De tweede beweging is de reorganisatie wat binnen de faculteit bekend staat als Lead. Diergeneeskunde heeft nu acht departementen die flink in grootte van elkaar verschillen. Door deze terug te brengen naar drie min of meer even grote departementen wordt er op overhead gespaard en moet er efficiënter kunnen worden gewerkt. Vanaf 1 januari gaat de faculteit via het nieuwe organisatiemodel werken.

De derde beweging gaat over de nieuwe huisvesting. De huidige gebouwen kosten Diergeneeskunde veel geld omdat de panden weinig duurzaam zijn en er daardoor een hoge energierekening is.

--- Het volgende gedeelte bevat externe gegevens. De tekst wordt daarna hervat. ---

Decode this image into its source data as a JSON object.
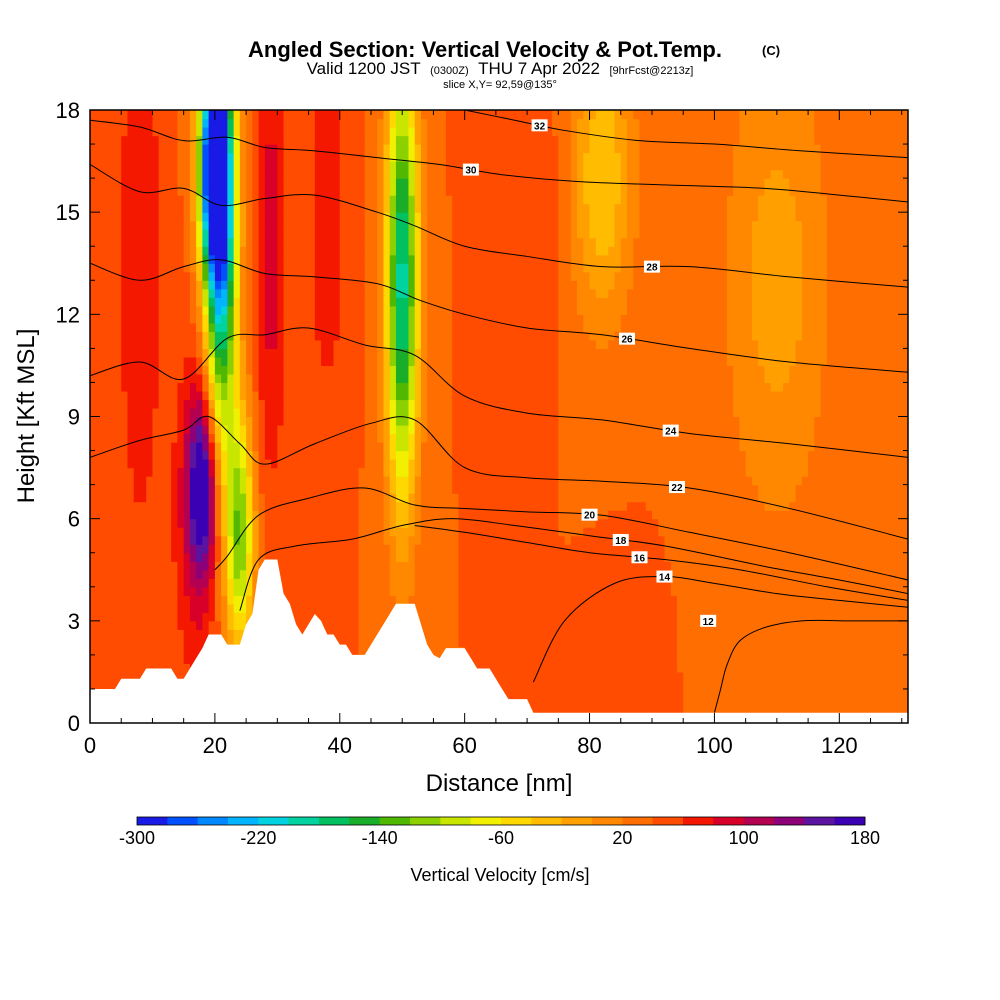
{
  "header": {
    "title_main": "Angled Section: Vertical Velocity & Pot.Temp.",
    "title_units": "(C)",
    "valid_prefix": "Valid 1200 JST",
    "valid_utc": "(0300Z)",
    "valid_date": "THU 7 Apr 2022",
    "valid_forecast": "[9hrFcst@2213z]",
    "slice_info": "slice X,Y= 92,59@135°"
  },
  "chart_data": {
    "type": "heatmap",
    "xlabel": "Distance [nm]",
    "ylabel": "Height [Kft MSL]",
    "xlim": [
      0,
      131
    ],
    "ylim": [
      0,
      18
    ],
    "x_ticks": [
      "0",
      "20",
      "40",
      "60",
      "80",
      "100",
      "120"
    ],
    "y_ticks": [
      "0",
      "3",
      "6",
      "9",
      "12",
      "15",
      "18"
    ],
    "grid": false,
    "background_velocity": 40,
    "velocity_features": [
      {
        "x": 8,
        "y": 13.5,
        "sx": 2.5,
        "sy": 6,
        "v": 80
      },
      {
        "x": 18,
        "y": 7,
        "sx": 1.6,
        "sy": 1.8,
        "v": 170
      },
      {
        "x": 17,
        "y": 6,
        "sx": 2.5,
        "sy": 3.5,
        "v": 90
      },
      {
        "x": 20,
        "y": 16.5,
        "sx": 1.7,
        "sy": 2.2,
        "v": -320
      },
      {
        "x": 21,
        "y": 13.5,
        "sx": 1.8,
        "sy": 4,
        "v": -200
      },
      {
        "x": 24,
        "y": 5.5,
        "sx": 1.6,
        "sy": 2.5,
        "v": -120
      },
      {
        "x": 29,
        "y": 14,
        "sx": 1.8,
        "sy": 5,
        "v": 90
      },
      {
        "x": 38,
        "y": 15,
        "sx": 2,
        "sy": 4,
        "v": 80
      },
      {
        "x": 50,
        "y": 13,
        "sx": 1.8,
        "sy": 4.5,
        "v": -190
      },
      {
        "x": 70,
        "y": 15.5,
        "sx": 3.5,
        "sy": 3,
        "v": 60
      },
      {
        "x": 82,
        "y": 16,
        "sx": 3.5,
        "sy": 3,
        "v": -40
      },
      {
        "x": 85,
        "y": 2,
        "sx": 3,
        "sy": 1.5,
        "v": 60
      },
      {
        "x": 110,
        "y": 13,
        "sx": 6,
        "sy": 5,
        "v": -10
      }
    ],
    "terrain_kft": [
      [
        0,
        1
      ],
      [
        4,
        1
      ],
      [
        5,
        1.3
      ],
      [
        8,
        1.3
      ],
      [
        9,
        1.6
      ],
      [
        13,
        1.6
      ],
      [
        14,
        1.3
      ],
      [
        15,
        1.3
      ],
      [
        16,
        1.6
      ],
      [
        17,
        1.9
      ],
      [
        18,
        2.2
      ],
      [
        19,
        2.6
      ],
      [
        21,
        2.6
      ],
      [
        22,
        2.3
      ],
      [
        24,
        2.3
      ],
      [
        25,
        2.9
      ],
      [
        26,
        3.2
      ],
      [
        27,
        4.5
      ],
      [
        28,
        4.8
      ],
      [
        30,
        4.8
      ],
      [
        31,
        3.8
      ],
      [
        32,
        3.5
      ],
      [
        33,
        2.9
      ],
      [
        34,
        2.6
      ],
      [
        35,
        2.9
      ],
      [
        36,
        3.2
      ],
      [
        37,
        3
      ],
      [
        38,
        2.6
      ],
      [
        39,
        2.6
      ],
      [
        40,
        2.3
      ],
      [
        41,
        2.3
      ],
      [
        42,
        2
      ],
      [
        44,
        2
      ],
      [
        45,
        2.3
      ],
      [
        46,
        2.6
      ],
      [
        47,
        2.9
      ],
      [
        48,
        3.2
      ],
      [
        49,
        3.5
      ],
      [
        52,
        3.5
      ],
      [
        53,
        2.9
      ],
      [
        54,
        2.3
      ],
      [
        55,
        2
      ],
      [
        56,
        1.9
      ],
      [
        57,
        2.2
      ],
      [
        60,
        2.2
      ],
      [
        61,
        1.9
      ],
      [
        62,
        1.6
      ],
      [
        64,
        1.6
      ],
      [
        65,
        1.3
      ],
      [
        66,
        1
      ],
      [
        67,
        0.7
      ],
      [
        70,
        0.7
      ],
      [
        71,
        0.3
      ],
      [
        131,
        0.3
      ]
    ],
    "contour_levels": [
      {
        "value": 12,
        "points": [
          [
            100,
            0.3
          ],
          [
            101,
            1
          ],
          [
            102,
            1.7
          ],
          [
            104,
            2.4
          ],
          [
            108,
            2.8
          ],
          [
            114,
            3
          ],
          [
            122,
            3
          ],
          [
            131,
            3
          ]
        ],
        "label_x": 99
      },
      {
        "value": 14,
        "points": [
          [
            71,
            1.2
          ],
          [
            76,
            3
          ],
          [
            84,
            4.1
          ],
          [
            92,
            4.3
          ],
          [
            100,
            4.1
          ],
          [
            110,
            3.8
          ],
          [
            120,
            3.6
          ],
          [
            131,
            3.4
          ]
        ],
        "label_x": 92
      },
      {
        "value": 16,
        "points": [
          [
            52,
            5.8
          ],
          [
            60,
            5.6
          ],
          [
            70,
            5.3
          ],
          [
            80,
            5
          ],
          [
            92,
            4.8
          ],
          [
            104,
            4.5
          ],
          [
            118,
            4
          ],
          [
            131,
            3.6
          ]
        ],
        "label_x": 88
      },
      {
        "value": 18,
        "points": [
          [
            24,
            3.3
          ],
          [
            27,
            4.8
          ],
          [
            33,
            5.2
          ],
          [
            42,
            5.4
          ],
          [
            50,
            5.8
          ],
          [
            58,
            6
          ],
          [
            68,
            5.8
          ],
          [
            80,
            5.5
          ],
          [
            92,
            5.2
          ],
          [
            108,
            4.6
          ],
          [
            120,
            4.2
          ],
          [
            131,
            3.8
          ]
        ],
        "label_x": 85
      },
      {
        "value": 20,
        "points": [
          [
            20,
            4.5
          ],
          [
            22,
            4.9
          ],
          [
            27,
            6.1
          ],
          [
            35,
            6.6
          ],
          [
            44,
            6.9
          ],
          [
            52,
            6.4
          ],
          [
            60,
            6.3
          ],
          [
            70,
            6.2
          ],
          [
            82,
            6.1
          ],
          [
            96,
            5.6
          ],
          [
            112,
            5
          ],
          [
            131,
            4.2
          ]
        ],
        "label_x": 80
      },
      {
        "value": 22,
        "points": [
          [
            0,
            7.8
          ],
          [
            8,
            8.3
          ],
          [
            15,
            8.6
          ],
          [
            19,
            9
          ],
          [
            24,
            8.2
          ],
          [
            28,
            7.6
          ],
          [
            36,
            8.2
          ],
          [
            45,
            8.8
          ],
          [
            52,
            8.9
          ],
          [
            60,
            7.5
          ],
          [
            70,
            7.2
          ],
          [
            82,
            7.1
          ],
          [
            96,
            6.9
          ],
          [
            112,
            6.3
          ],
          [
            131,
            5.4
          ]
        ],
        "label_x": 94
      },
      {
        "value": 24,
        "points": [
          [
            0,
            10.2
          ],
          [
            8,
            10.6
          ],
          [
            15,
            10.1
          ],
          [
            22,
            11.3
          ],
          [
            28,
            11.4
          ],
          [
            35,
            11.6
          ],
          [
            44,
            11.1
          ],
          [
            52,
            10.8
          ],
          [
            60,
            9.6
          ],
          [
            70,
            9.1
          ],
          [
            82,
            8.9
          ],
          [
            96,
            8.5
          ],
          [
            112,
            8.2
          ],
          [
            131,
            7.8
          ]
        ],
        "label_x": 93
      },
      {
        "value": 26,
        "points": [
          [
            0,
            13.5
          ],
          [
            8,
            13
          ],
          [
            15,
            13.4
          ],
          [
            21,
            13.6
          ],
          [
            28,
            13.2
          ],
          [
            36,
            13.1
          ],
          [
            46,
            12.9
          ],
          [
            53,
            12.4
          ],
          [
            60,
            12
          ],
          [
            70,
            11.6
          ],
          [
            82,
            11.4
          ],
          [
            96,
            11
          ],
          [
            112,
            10.6
          ],
          [
            131,
            10.3
          ]
        ],
        "label_x": 86
      },
      {
        "value": 28,
        "points": [
          [
            0,
            16.4
          ],
          [
            8,
            15.6
          ],
          [
            15,
            15.7
          ],
          [
            21,
            15.2
          ],
          [
            28,
            15.4
          ],
          [
            36,
            15.5
          ],
          [
            46,
            15
          ],
          [
            52,
            14.6
          ],
          [
            60,
            14
          ],
          [
            70,
            13.7
          ],
          [
            82,
            13.4
          ],
          [
            96,
            13.4
          ],
          [
            112,
            13.1
          ],
          [
            131,
            12.8
          ]
        ],
        "label_x": 90
      },
      {
        "value": 30,
        "points": [
          [
            0,
            17.7
          ],
          [
            8,
            17.5
          ],
          [
            15,
            17.1
          ],
          [
            22,
            17.2
          ],
          [
            28,
            16.9
          ],
          [
            36,
            16.8
          ],
          [
            46,
            16.6
          ],
          [
            56,
            16.4
          ],
          [
            66,
            16.1
          ],
          [
            78,
            15.9
          ],
          [
            92,
            15.8
          ],
          [
            108,
            15.7
          ],
          [
            120,
            15.5
          ],
          [
            131,
            15.3
          ]
        ],
        "label_x": 61
      },
      {
        "value": 32,
        "points": [
          [
            60,
            18
          ],
          [
            68,
            17.7
          ],
          [
            76,
            17.4
          ],
          [
            88,
            17.1
          ],
          [
            100,
            17
          ],
          [
            114,
            16.8
          ],
          [
            131,
            16.6
          ]
        ],
        "label_x": 72
      }
    ],
    "colorbar": {
      "label": "Vertical Velocity [cm/s]",
      "min": -300,
      "max": 180,
      "step": 20,
      "tick_labels": [
        "-300",
        "-220",
        "-140",
        "-60",
        "20",
        "100",
        "180"
      ],
      "colors": [
        "#1a1ae6",
        "#0050ff",
        "#0088ff",
        "#00b4ff",
        "#00d2e0",
        "#00d2a0",
        "#00c060",
        "#1aad2a",
        "#50b800",
        "#8cd000",
        "#c8e600",
        "#f0f000",
        "#ffd800",
        "#ffbc00",
        "#ffa000",
        "#ff8800",
        "#ff6e00",
        "#ff4c00",
        "#f51800",
        "#d80028",
        "#b40050",
        "#8c0078",
        "#5a14a0",
        "#3c00b4"
      ]
    }
  }
}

Na jaren van plannen bedenken, is onlangs duidelijk geworden dat er een nieuw gebouw komt op de plaats van het M.G. de Bruingebouw en dat het Androclusgebouw tegen de vlakte gaat. De decaan verwacht over vijf jaar in het nieuwe gebouw te zitten.

De vierde en vijfde beweging zijn de onderwijsvernieuwing en de stroomlijning van de dierklinieken. Deze moeten nu vanwege de bezuinigingen versneld worden uitgevoerd.

Universiteitsbestuur springt bij
Het College van Bestuur heeft in overleg met de Universiteitsraad Diergeneeskunde 3,5 miljoen euro gegeven. Hierdoor kan de faculteit versneld financieel gezond worden, zegt decaan Wouter Dhert. “Zonder die bijdrage zou onze reserve binnen één à twee jaar de verplichte ondergrens bereiken. Elke faculteit moet 2,5 procent van de omzet in reserve te houden om calamiteiten op te vangen.” Door de bijdrage van het College van Bestuur zakt de reserve nu niet onder die 2,5 procent. Voorwaarde voor deze extra bijdrage was een stevig en helder herstelplan.